Amendements
Un nouvel internationalisme pour relever le défi de la mondialisation capitaliste - Congrès PCF

4.1 De profonds bouleversements mondiaux
Contributeurs :

Supprimer le paragraphe 37-43

Les commentaires

  • a commenté 2018-11-12 17:16:05 +0100
    OK pour approfondir ces questions économiques, y compris avec l’analyse de ce qui s’est fait en URSS, et mener un débat sur le salaire à vie de B Friot car en effet, pour ce qui me concerne, j’aimerais y voir plus clair..En tous les cas ça va mieux en le disant ( en quoi un retour sur le bilan de l’URSS est nécessaire )
    Par contre pas d’accord pour placer l’économie au dessus de tout et relativiser la place de la démocratie dans notre combat.( pour moi cet aspect du bilan de l’expérience des pays socialistes n’est pas superficiel et les conséquences que nous en avons tirées sont des bases fondamentales de mon engagement au PCF)
    La base commune me semble pour le moins ambigüe ( la transition socialiste pour moi c’est ce qui a échoué en URSS), puisqu’on se retourne vers le passé il faudrait poser ce que l’on retient en positif de nos principaux congrès depuis le 22ème, cela permettrait en évitant d’éventuels procès d’intention de mieux développer la critique de ce que l’on a fait depuis. Pour ce qui me concerne c’est peut être à tort mais je ressens ce texte comme un grand retour en arrière sur la question de la démocratie et du principe que “l’émancipation des travailleurs sera l’oeuvre des travailleurs eux mêmes”. J’espère que le Congrès, à commencer par celui de ma section, me permettra de transformer ces inquiétudes en ambitions communes.
  • a commenté 2018-11-05 19:27:07 +0100
    Malheureusement, non , le bilan de l’expérience soviétique n’a pas été mené à son terme. Seuls les aspects les plus évidents ont été abordés. Libertés, bureaucratie etc. Mais les raisons économiques de l’effondrement n’ont pas été analysées et encore moins assimilées. Je n’en veux pour preuve que l’engouement que soulèvent les propositions de Bernard Friot pour le salaire à vie, alors qu’elles reproduisent pour l’essentiel les mécanismes en vigueur en URSS dans les années de stagnation Brejnévienne: absence de crédit bancaire, prix artificiels, création monétaire non contrôlée, déconnexion de la répartition et de la production concrète … Autant de pratiques qui ont conduit l’économie soviétique à son effondrement.

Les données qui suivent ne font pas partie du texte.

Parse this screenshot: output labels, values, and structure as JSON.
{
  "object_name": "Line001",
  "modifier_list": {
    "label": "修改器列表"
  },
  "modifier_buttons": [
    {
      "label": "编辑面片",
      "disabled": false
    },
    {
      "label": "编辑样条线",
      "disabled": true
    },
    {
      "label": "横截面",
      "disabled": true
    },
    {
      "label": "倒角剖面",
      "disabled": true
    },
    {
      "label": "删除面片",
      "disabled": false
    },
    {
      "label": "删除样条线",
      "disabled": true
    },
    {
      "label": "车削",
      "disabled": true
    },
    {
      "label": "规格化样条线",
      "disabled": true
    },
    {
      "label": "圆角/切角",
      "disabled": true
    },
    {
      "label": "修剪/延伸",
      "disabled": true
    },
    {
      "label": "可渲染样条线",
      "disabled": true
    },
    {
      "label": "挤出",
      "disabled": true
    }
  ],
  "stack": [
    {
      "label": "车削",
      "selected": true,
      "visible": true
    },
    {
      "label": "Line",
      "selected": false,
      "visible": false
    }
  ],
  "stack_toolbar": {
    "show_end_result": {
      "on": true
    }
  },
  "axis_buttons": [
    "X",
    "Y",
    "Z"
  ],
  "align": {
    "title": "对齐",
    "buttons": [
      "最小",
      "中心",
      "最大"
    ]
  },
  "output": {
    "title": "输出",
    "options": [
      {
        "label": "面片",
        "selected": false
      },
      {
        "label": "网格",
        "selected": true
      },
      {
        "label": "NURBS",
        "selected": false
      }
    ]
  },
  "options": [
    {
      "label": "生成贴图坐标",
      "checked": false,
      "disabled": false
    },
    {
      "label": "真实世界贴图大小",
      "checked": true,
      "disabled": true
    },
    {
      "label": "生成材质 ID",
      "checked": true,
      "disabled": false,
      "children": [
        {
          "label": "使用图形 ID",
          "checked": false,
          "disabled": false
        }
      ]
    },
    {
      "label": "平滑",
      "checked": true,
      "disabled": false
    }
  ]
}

C’est en cela qu’un bilan “communiste” est nécessaire. Non pas parce qu’il constituerait une histoire officielle, mais parce qu’il doit aider le mouvement communiste à analyser ses propres errements et à redéfinir des chemins pour ne pas les reproduire.
  • a commenté 2018-11-04 18:58:53 +0100
    j’ai le même amendement ? en voici les raisons
    Après la chute du mur de Berlin et l’échec de l’expérience soviétique, l’existence d’une expérience propre du communisme français a permis au PCF de ne pas être emporté dans l’effondrement de l’URSS et de décider de rester le PCF. Par la suite la réflexion sur les causes de l’échec du “socialisme réel” s’est poursuivie, notamment avec l’affirmation que les moyens doivent être conformes au but ( " la fin ne justifie pas les moyens")
    Aujourd’hui, s’emparer des recherches historiques sur ce qu’a été et ce qu’ a représenté l ‘URSS, et retracer l’histoire de notre parti à travers ses décisions de congrès me semble utile pour la formation des militants, par contre un “bilan communiste” ( pourquoi pas globalement positif!) semble un retour a une histoire officielle tout à fait apte à nous enfoncer dans la “diabolisation construite contre nous”.
  • a commenté 2018-10-26 16:20:12 +0200
    Un “bilan” de l’expérience historique de l’URSS et des pays de l’Est, je dirais une analyse critique a été entreprise par le PCF, en particulier au cours de plusieurs congrès, il ne faut donc pas commencer par sous-entendre qu’elle n’existe pas (Cf Georges Marchais, Démocratie) même si elle demeure incomplète, la recherche historique nous permet aujourd’hui d’y retravailler mais sans relativisme ni sentimentalisme.